33 : Sean, it will be okay.

622 61 8
                                    

"Semuanya udah siap Sen, gue udah hubungin rumah sakit di Jerman dan dokternya, saat ini mereka udah siap handle perawatan kakek lo. Nanti gue kirim dokumennya lewat e-mail. Kalau siap, pimpinan juga udah bisa berangkat dua minggu lagi."

Sean duduk di balkon lantai dua kamarnya, lelaki itu teringat mengenai percakapannya dengan Malven di rumah sakit tadi siang mengenai tindakan perawatan intensif untuk sang kakek.

Mengenai kabar baik yang membuatnya lega namun sekaligus masih meninggalkan rasa takut dan cemas seperti sebelumnya itu sungguh membuatnya tidak bisa tidur.

Perawatan yang diusulkan Malven memang sangat bagus, namun bukan berarti tidak memiliki resiko sedikitpun, apalagi mengingat umur kakeknya dan daya tubuhnya yang sudah menurun serta penyakit yang dideritanya itu. Sean hanya takut, takut bahwa mereka tidak akan berhasil dengan hal ini. Takut bahwa dia akan membuat pilihan yang salah.

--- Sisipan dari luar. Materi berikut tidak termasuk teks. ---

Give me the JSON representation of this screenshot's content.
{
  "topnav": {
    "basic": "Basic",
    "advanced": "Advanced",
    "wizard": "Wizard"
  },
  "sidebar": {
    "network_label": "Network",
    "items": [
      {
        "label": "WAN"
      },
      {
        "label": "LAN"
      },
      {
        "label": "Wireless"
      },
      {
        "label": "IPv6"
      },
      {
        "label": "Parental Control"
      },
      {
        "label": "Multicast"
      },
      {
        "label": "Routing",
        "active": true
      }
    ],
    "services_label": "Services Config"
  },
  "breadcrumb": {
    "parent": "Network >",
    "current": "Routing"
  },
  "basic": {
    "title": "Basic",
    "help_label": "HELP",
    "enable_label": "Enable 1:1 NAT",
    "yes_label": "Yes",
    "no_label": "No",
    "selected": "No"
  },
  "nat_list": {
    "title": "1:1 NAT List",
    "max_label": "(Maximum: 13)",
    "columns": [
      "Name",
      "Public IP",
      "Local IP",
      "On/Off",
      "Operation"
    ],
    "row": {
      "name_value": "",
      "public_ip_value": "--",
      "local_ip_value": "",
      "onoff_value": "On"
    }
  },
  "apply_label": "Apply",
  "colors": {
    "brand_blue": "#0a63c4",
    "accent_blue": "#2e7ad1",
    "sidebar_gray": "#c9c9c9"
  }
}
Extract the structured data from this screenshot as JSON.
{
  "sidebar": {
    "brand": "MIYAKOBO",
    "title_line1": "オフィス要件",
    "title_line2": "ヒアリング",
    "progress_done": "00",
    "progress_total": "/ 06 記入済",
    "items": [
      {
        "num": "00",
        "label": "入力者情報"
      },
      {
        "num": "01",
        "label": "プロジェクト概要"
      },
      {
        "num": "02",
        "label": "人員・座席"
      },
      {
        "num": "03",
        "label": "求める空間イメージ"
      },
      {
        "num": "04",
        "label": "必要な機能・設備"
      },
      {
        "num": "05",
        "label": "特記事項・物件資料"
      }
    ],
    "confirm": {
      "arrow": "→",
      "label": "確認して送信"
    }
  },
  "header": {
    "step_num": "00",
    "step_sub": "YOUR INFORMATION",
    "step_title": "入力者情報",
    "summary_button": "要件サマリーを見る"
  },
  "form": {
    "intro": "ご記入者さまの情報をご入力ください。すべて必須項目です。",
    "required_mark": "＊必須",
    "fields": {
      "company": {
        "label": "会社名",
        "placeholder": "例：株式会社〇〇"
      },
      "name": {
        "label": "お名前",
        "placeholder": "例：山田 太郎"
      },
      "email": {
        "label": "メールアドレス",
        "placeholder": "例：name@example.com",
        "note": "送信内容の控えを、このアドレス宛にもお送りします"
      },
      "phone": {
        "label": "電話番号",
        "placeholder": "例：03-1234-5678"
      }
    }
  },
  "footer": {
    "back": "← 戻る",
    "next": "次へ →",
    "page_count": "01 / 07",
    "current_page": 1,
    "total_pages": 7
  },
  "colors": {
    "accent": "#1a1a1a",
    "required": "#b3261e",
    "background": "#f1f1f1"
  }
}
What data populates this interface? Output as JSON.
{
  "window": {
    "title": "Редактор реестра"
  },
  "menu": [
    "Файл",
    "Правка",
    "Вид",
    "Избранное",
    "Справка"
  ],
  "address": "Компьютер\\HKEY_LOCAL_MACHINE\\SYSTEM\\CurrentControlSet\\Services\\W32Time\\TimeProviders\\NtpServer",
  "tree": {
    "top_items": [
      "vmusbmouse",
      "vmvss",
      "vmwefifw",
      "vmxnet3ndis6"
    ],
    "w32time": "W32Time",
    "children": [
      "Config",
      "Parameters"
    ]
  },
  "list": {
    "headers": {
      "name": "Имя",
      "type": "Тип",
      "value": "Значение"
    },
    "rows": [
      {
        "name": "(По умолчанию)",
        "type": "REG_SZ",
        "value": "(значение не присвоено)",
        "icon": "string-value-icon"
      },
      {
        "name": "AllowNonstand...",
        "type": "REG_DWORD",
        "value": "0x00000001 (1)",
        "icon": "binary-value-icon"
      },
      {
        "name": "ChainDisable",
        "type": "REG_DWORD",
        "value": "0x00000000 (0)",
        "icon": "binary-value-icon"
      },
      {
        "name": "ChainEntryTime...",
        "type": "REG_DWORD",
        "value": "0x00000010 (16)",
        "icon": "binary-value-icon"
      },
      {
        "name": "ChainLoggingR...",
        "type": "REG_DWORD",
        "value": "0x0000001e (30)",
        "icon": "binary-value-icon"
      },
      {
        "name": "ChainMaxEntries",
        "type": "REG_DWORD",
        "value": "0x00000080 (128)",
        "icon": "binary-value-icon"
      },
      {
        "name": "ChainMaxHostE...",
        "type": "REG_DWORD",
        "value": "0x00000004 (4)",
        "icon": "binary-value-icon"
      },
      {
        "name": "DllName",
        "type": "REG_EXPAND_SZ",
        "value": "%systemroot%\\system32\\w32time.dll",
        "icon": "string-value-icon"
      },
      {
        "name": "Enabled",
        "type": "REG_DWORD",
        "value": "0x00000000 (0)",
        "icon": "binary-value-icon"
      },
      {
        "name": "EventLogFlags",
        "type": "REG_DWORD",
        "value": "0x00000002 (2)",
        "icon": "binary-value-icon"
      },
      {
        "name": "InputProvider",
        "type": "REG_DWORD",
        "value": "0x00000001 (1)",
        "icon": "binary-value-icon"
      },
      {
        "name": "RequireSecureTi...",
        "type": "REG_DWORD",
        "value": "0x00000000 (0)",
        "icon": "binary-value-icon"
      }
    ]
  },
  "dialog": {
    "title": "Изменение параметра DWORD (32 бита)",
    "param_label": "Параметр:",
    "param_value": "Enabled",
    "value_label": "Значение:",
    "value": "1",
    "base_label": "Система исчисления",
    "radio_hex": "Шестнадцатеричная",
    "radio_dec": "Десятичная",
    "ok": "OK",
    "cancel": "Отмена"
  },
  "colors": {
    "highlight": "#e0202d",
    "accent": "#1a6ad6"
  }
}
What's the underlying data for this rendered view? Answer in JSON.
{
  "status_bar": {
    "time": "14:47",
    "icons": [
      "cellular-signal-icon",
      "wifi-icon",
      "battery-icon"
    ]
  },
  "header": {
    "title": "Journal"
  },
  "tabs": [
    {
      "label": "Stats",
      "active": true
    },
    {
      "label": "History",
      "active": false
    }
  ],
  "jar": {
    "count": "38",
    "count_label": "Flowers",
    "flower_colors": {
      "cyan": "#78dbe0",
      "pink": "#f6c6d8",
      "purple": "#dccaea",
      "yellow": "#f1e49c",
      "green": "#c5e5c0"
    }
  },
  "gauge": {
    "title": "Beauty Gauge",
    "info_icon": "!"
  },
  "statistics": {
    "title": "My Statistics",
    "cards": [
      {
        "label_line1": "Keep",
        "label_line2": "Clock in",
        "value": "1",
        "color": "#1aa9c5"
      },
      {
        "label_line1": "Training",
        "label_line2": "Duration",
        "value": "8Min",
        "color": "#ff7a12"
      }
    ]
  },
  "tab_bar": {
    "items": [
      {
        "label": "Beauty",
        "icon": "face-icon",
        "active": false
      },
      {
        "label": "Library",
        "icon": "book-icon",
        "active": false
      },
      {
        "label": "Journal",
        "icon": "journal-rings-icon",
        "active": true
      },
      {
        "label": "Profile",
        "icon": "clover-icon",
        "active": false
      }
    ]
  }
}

Sean menghela nafas lagi, meletakkan botol alkohol mahal simpanannya yang dia sudah di tenggak setengah itu, lalu berdiri dan beranjak untuk turun dari kamarnya.

Karena sudah hampir jam sepuluh malam, rumah megah itu sudah tampak senyap hingga Ia bisa mendengar suara gema pada langkahnya sendiri. Sean membawa kakinya melangkah menuju kamar utama dengan pintu bercat cokelat di rumah tersebut.

Lelaki berkulit putih itu tak mengetuk, melihat lampu yang sudah temaram mengartikan bahwa pemilik kamar mungkin sudah tidur. Sean memutar kenop pintu dengan pelan lalu tersenyum tipis melihat sang kakek–orang tua satu-satunya itu terlelap dengan damai di tempatnya.

"Semoga kakek bisa bertahan sama Sean lebih lama." Lelaki itu lagi-lagi hanya bisa menghela nafas untuk menetralisir sedikit bebannya, "Sean bener-bener belum bisa tanpa kakek." Monolognya pelan sebelum kembali menutup pintu.

Tangannya kemudian merogoh ponsel yang sengaja Ia bawa karena memang berniat keluar setelah ini.

"Lo dimana bang? Gue mau kesana."

***********

"Sen, lo tau kan ini udah jam sepuluh malem?"

Lelaki beralis camar itu duduk di sofa rumah papanya dengan wajah kantuk yang ketara. Keluarga mereka memang sengaja pindah untuk sementara ke rumah itu karena sang papa yang masih dirawat di rumah sakit dan agar memudahkan mereka untuk mengambil barang jika ada yang perlu dibawa ke rumah sakit.

"Iya bang." Sean mengangguk tanpa merasa bersalah, lelaki itu menatap Malven seolah tidak menyadari isyarat wajah sang sahabat yang tidak menerima tamu, "Gimana kabar bokap lo?"

Malven membenarkan posisi duduknya dan mengangguk, kali ini raut wajahnya lebih serius, "Dia pulang besok, keadaannya stabil."

"Syukurlah." Sean mengangguk, "Sama siapa di rumah sakit?"

"Ada mama dan tante Arin." Malven beranjak ke arah dapur untuk mengambil minuman di dalam kulkas, "Gue dan Manda disuruh pulang, Manda besok sekolah dan gue bakalan jemput mereka besok pagi."

Sean tidak membalas ucapan lelaki itu lagi untuk beberapa saat, karena Malven juga sedang berada di dapur dan dirinya juga sedang menyiapkan kata-kata untuk berkeluh kesah mengenai pikiran yang mengganggunya.

"Manda udah tidur?" Sean kembali bertanya sesaat setelah menerima sekaleng soda dari Malven.

"Udah kayaknya." Lelaki itu menjawab, Ia lalu menatap Sean, "Jadi, lo kenapa kesini Sen? Dokumennya udah gue kirim lewat email tadi ya, udah lo lihat?"

Malven sebenarnya sedikit banyak sudah tahu mengenai apa yang membuat Sean kini bertamu ke tempatnya. Apalagi jika bukan karena perihal perawatan kakeknya di luar negeri itu.